Doch Siebenundvierzig schüttelte den Kopf. »So würde ich das nicht nennen.«, sagte sie. »Diese Leute kommen hierher, um Chaos zu stiften.«

»Bist du dir sicher?«, wollte ich stirnrunzelnd wissen. »Samuel sagte, dass bisher auf keiner Demonstration etwas Gravierendes geschehen sei.«

»Bisher waren auch auf keiner Demonstration Mutanten.«, entgegnete Siebenundvierzig trocken. Der Ton in ihrer Stimme gefiel mir gar nicht. Unheilvoll und resigniert. Sie erwartete einen Kampf. Ich konnte nur hoffen, dass sie falsch lag.

»Nieder mit den Mutanten!« Noch klangen die Rufe weit weg. Immerhin befanden wir uns hier relativ in der Mitte der Menschenmenge. Diese Leute mussten sich also noch am Rande befinden. Würden sie es schaffen, sich bis zu uns durchzuschlagen? Und wie sollten wir hier bitte kämpfen, ohne Unbeteiligte zu verletzen? Der Platz war so überfüllt, dass man sich hier kaum bewegen konnte, geschweige denn wegrennen.

»Geht nach Hause und hört auf, euch für diese Monster einzusetzen!«

»Sie sind doch keine Monster! Sie sind Menschen!«

»Vielleicht waren sie mal Menschen.
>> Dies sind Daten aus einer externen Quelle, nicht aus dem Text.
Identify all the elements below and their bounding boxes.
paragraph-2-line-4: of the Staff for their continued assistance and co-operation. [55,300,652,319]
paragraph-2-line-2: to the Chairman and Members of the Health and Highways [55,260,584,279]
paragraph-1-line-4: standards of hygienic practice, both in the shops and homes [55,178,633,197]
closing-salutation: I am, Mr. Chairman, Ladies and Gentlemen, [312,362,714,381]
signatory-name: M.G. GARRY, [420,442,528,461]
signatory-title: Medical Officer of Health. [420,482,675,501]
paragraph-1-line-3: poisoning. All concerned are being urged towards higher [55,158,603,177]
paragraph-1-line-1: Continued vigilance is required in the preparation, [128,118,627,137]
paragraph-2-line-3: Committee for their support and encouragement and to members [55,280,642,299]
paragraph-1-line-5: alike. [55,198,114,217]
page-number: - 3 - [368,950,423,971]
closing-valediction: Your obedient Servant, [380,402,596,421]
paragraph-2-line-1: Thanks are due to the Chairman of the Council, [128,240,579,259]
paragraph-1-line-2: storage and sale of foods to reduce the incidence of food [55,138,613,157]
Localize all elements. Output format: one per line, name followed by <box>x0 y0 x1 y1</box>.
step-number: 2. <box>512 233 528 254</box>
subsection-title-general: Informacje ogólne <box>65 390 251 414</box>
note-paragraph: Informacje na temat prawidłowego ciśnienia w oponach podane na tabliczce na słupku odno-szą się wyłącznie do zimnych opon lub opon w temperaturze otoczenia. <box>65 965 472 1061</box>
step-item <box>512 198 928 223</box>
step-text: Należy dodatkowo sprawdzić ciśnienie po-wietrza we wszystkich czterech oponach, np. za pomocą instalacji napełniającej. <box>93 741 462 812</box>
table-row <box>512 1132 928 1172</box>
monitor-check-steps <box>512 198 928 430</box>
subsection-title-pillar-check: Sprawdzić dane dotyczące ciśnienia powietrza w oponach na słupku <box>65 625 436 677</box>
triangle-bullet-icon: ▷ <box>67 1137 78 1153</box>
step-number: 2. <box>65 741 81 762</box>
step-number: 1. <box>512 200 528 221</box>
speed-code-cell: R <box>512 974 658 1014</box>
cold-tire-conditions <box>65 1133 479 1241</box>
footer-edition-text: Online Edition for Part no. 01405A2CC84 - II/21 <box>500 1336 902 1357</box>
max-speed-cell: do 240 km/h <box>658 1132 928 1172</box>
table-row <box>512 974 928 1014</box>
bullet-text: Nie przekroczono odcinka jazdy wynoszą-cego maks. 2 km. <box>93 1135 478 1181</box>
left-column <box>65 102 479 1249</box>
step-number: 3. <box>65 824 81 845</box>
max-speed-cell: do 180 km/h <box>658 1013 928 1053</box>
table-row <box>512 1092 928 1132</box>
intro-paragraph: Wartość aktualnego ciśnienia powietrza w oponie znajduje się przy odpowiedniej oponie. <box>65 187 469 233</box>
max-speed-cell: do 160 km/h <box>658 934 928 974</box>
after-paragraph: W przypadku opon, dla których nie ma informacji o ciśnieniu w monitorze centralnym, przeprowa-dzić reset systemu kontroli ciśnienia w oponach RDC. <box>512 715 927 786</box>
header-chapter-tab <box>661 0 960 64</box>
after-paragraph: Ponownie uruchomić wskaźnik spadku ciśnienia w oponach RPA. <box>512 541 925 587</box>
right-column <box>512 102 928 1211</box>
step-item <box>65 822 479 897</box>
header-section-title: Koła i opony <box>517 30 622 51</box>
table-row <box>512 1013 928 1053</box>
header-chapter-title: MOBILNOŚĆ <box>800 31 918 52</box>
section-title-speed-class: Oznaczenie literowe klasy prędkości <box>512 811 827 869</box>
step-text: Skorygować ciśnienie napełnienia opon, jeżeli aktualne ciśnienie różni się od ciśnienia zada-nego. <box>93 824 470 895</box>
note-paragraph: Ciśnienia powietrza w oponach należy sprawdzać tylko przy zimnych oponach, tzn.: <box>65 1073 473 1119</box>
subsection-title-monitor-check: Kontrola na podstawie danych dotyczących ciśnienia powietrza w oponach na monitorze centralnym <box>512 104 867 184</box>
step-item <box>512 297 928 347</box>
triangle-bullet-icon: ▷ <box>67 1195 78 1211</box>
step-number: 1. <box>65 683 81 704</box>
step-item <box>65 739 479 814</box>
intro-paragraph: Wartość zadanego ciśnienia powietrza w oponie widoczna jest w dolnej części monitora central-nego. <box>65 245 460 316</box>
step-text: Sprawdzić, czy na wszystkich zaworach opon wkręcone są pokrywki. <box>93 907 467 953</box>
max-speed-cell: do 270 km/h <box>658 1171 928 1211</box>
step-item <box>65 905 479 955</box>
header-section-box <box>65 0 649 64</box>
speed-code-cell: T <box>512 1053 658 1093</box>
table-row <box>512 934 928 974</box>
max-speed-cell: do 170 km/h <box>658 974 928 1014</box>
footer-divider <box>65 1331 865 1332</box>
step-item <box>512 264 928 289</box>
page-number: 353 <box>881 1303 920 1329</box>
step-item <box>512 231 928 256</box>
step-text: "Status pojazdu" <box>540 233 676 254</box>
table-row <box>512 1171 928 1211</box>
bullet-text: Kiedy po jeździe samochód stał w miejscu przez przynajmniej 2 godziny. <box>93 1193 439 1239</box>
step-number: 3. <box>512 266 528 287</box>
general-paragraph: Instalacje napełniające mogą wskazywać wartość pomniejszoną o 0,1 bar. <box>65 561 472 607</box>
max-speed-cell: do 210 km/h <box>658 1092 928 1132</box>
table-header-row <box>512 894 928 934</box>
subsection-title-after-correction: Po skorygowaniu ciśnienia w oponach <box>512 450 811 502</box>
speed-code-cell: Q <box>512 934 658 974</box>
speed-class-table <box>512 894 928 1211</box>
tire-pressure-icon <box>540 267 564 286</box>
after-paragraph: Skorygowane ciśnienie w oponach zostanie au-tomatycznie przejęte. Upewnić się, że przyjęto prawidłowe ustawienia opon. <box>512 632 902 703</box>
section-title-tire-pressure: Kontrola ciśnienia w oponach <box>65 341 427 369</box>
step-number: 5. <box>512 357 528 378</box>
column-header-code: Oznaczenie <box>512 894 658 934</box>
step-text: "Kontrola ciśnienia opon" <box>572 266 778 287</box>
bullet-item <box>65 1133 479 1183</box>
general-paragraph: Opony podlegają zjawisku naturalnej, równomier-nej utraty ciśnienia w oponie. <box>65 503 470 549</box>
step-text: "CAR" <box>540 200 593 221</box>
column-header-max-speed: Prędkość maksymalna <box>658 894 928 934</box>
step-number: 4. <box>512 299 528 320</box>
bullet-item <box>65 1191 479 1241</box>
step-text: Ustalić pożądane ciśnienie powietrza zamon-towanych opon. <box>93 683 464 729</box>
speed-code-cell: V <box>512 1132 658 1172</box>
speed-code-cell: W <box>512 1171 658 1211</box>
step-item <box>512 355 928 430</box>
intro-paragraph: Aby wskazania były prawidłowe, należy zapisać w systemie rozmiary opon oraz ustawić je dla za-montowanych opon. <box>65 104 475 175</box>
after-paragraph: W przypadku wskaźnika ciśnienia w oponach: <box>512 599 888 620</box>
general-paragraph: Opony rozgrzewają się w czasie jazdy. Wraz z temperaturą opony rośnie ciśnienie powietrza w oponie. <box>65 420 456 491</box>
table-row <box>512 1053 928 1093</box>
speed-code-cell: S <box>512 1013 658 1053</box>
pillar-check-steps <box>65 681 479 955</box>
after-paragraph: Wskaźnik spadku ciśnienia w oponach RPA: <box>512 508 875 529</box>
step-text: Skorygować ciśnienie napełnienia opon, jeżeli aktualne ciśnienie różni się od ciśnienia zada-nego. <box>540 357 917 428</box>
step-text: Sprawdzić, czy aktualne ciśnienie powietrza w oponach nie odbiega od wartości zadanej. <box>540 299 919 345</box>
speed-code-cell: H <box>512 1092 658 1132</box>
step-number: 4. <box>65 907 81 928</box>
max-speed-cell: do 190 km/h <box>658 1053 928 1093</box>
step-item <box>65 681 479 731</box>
Fakt ist: Jetzt sind sie es nicht mehr.«

»Reicht es euch nicht, die Schuppen des Mädchens und die Krallen und Zähne des Jungen zu sehen?«

»Tötet sie, bevor es zu spät ist! Sie werden unser Verderben sein!«

»Nein! Verschwindet!« Kurz darauf zerschnitt ein Schrei die Luft, der die Menschen erstarren ließ. Siebenundvierzig, Elliot und ich wechselten einen kurzen Blick.

»Was ist da los?«, knurrte Elliot, doch es befanden sich zu viele Menschen vor uns, um zu sehen, was da geschah. Plötzlich ertönte ein lauter Knall, gefolgt von einem weiteren Schrei.